Photo of the week – October week #1: Porcupine Ravine

The chain of seaboard peaks and buttresses extending behind the iconic tabletop summit of Table Mountain, known as the 12 Apostles, offers many delightful routes up the mountain. The first Apostle (closest to the “Table” and the upper cable station) is called Porcupine Buttress. Its summit bears a different name, Blinkwater Peak, and as the highest point on the 12 Apostles, offers panoramic views.

Porcupine Ravine runs up adjacent to its namesake buttress, involving light scrambling and minimal exposure to heights, but rugged terrain in the form of loose rock and some bushy sections of trail. Several viewpoints along the way into the Blinkwater system of ravines and across to the “Table”, in addition to grand views back down the ravine and out across the Atlantic coast, makes for a enjoyable ascent. But the route’s charms does not end there: the upper sections and approach to Blinkwater Peak are rarely done, so offers much peace, solitude and pristine nature – Table Mountain hiking at its best.

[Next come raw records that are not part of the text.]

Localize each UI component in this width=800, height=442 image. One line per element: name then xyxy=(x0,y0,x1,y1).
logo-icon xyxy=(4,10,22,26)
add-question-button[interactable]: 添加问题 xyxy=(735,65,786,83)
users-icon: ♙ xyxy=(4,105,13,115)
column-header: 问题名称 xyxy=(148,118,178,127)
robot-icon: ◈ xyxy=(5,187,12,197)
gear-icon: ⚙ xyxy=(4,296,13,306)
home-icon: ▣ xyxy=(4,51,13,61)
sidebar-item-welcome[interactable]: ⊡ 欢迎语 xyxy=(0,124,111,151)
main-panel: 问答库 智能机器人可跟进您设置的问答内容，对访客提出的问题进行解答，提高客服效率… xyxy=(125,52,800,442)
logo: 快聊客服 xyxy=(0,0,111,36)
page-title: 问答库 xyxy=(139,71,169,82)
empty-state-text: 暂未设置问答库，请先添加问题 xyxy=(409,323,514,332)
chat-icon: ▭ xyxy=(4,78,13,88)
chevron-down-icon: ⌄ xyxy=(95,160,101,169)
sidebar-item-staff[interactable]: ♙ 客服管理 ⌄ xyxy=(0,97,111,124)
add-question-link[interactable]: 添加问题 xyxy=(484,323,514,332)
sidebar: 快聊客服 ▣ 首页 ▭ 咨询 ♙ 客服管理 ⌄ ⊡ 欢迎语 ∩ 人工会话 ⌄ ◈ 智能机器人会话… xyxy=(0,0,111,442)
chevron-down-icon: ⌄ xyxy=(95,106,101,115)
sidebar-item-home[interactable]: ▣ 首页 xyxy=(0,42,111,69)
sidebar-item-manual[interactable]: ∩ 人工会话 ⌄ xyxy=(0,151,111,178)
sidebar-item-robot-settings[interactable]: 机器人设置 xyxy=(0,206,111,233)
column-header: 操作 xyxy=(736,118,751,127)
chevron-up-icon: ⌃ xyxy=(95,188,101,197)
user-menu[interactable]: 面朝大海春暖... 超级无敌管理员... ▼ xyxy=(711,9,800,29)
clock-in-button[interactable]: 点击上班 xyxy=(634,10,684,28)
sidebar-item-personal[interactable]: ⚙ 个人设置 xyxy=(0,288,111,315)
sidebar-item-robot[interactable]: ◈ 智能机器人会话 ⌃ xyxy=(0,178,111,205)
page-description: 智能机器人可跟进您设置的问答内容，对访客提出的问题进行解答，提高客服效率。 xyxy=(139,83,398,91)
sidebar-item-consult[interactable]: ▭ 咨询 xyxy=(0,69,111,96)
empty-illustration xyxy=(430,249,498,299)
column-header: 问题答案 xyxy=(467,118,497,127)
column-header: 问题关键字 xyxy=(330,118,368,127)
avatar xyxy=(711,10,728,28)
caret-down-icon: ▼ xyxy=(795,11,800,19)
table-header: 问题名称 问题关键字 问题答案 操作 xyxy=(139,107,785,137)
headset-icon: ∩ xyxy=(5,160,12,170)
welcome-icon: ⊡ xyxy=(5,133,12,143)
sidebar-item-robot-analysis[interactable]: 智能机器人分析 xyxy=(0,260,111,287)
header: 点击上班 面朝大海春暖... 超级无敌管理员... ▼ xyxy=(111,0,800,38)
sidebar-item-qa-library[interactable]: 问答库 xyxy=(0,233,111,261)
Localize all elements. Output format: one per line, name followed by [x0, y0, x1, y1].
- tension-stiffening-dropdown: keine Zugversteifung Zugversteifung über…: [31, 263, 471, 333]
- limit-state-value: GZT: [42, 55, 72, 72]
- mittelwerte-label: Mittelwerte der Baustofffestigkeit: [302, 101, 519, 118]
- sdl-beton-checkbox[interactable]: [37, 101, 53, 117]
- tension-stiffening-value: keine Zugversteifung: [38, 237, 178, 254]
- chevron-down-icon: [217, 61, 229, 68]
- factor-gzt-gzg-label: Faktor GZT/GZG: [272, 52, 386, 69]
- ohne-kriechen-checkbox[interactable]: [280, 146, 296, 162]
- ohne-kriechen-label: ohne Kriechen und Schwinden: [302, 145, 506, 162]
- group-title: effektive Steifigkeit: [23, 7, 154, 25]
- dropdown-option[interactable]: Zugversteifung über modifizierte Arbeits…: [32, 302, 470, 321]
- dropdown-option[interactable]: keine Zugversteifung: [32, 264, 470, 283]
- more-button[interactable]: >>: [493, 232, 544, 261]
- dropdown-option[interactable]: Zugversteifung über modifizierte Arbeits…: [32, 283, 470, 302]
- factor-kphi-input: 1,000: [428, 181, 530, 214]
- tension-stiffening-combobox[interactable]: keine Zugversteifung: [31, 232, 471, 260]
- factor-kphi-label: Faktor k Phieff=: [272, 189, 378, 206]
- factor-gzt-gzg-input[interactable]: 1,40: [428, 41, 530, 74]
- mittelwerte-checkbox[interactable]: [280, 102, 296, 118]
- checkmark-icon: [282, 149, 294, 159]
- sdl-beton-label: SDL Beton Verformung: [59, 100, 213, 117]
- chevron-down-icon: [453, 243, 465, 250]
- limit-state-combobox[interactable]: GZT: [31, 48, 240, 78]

Further enhancing the route are uniquely sculpted rocks along the upper sections and lining Arc Valley – a boggy, elongated depression where civilization seems a thousand miles away. An obscure trail leads of the southwestern side of Blinkwater Peak, past beautiful rock-formations and across an expansive terrace where the solitude is palpable. No other Table Mountain hikes traverses the area, so peace and quiet can be enjoyed in abundance. If you’re a nature lover looking to hike Table Mountain off the beaten track with minimal exposure to heights and technical scrambling, then Porcupine Ravine to Blinkwater Peak is a must.

The essence of hiking Table Mountain can be found on this route: diverse indigenous shrub punctuated with sculpted sandstone outcrops, deafening silence broken only by the chirping of moss frogs, majestic views and topping out on a beautiful peak.